To be honest, I was nervous about the lines of business within my consultancy because while most people would tell me that it sounds good or I would be great at them, there isn’t an established market for these services. So, I’m breaking ground and that’s scary, but that podcast gave me the good vibes.

Lesson #2: Do what makes you happy. The rest will work itself out.

Lesson 2 is ideal right? But what about my goal to make $100,000 in a 12 month period? That led to lesson 3.

Lesson #3: What do I need vs. what do I want?

I need enough money to contribute to our household and pay my monthly expenses (for the items I need).
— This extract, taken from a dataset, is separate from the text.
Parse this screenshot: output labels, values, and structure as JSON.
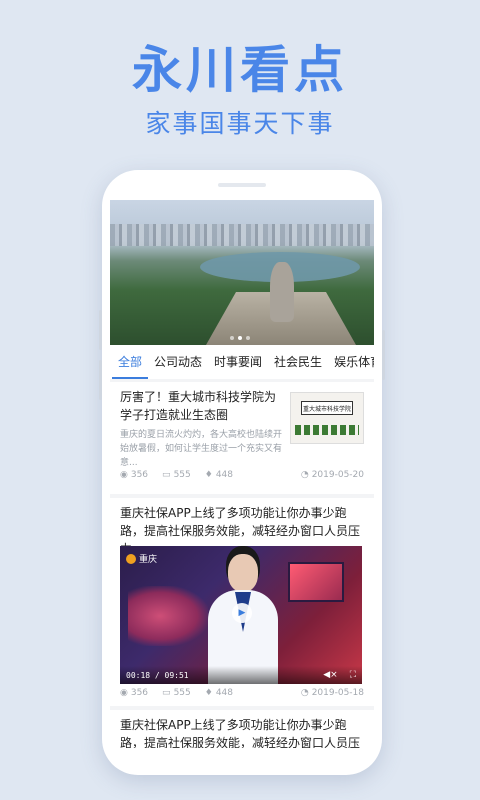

I want to make a lot of money so that I can validate my success (and help save for a new house).

If I enjoy providing the services that I offer and make enough to cover bills, with the occassional vacation and to fund my Pretty Strong Smart Scholarship, then I’m good.

Then in late November, I had one of those talks that was super uncomfortable. My friend pressed me on a couple of points:

Why do you do so much in our community?

When I explained that I want to make my conference the best resource, to make it extremely valuable, and to be in-demand, his response was:

You’ve created four global conferences that people want to speak at, you have so much content you could run it for multiple days or cut speakers. People want to know when the recordings will be available.

Why isn’t that good enough?

And that’s a hard question to face. Because I’m never satisfied with where I’m at. And while we were talking about my conferences, it’s really reflective of who I am…I’m generally never satisfied, always wanting to be better.

Lesson #4: Do not minimize accomplishments

Celebration is important, I know this. Yet, it’s hard for me to do because my expectations for myself are high, which makes some of the really cool or important accomplishments seem like NBD. I’m committed to doing a better job of celebrating all the wins-small, quick, or big.

So as I go into 2019, I’m keeping these lessons in mind and plan to do little check-ins periodically to make sure these lessons stick. None of these lessons were ground-breaking, but they are simple yet powerful lessons that if applied this year, should make for a better me and a better business.

So what lessons have you learned? And how are you holding yourself accountable to make your lessons stick?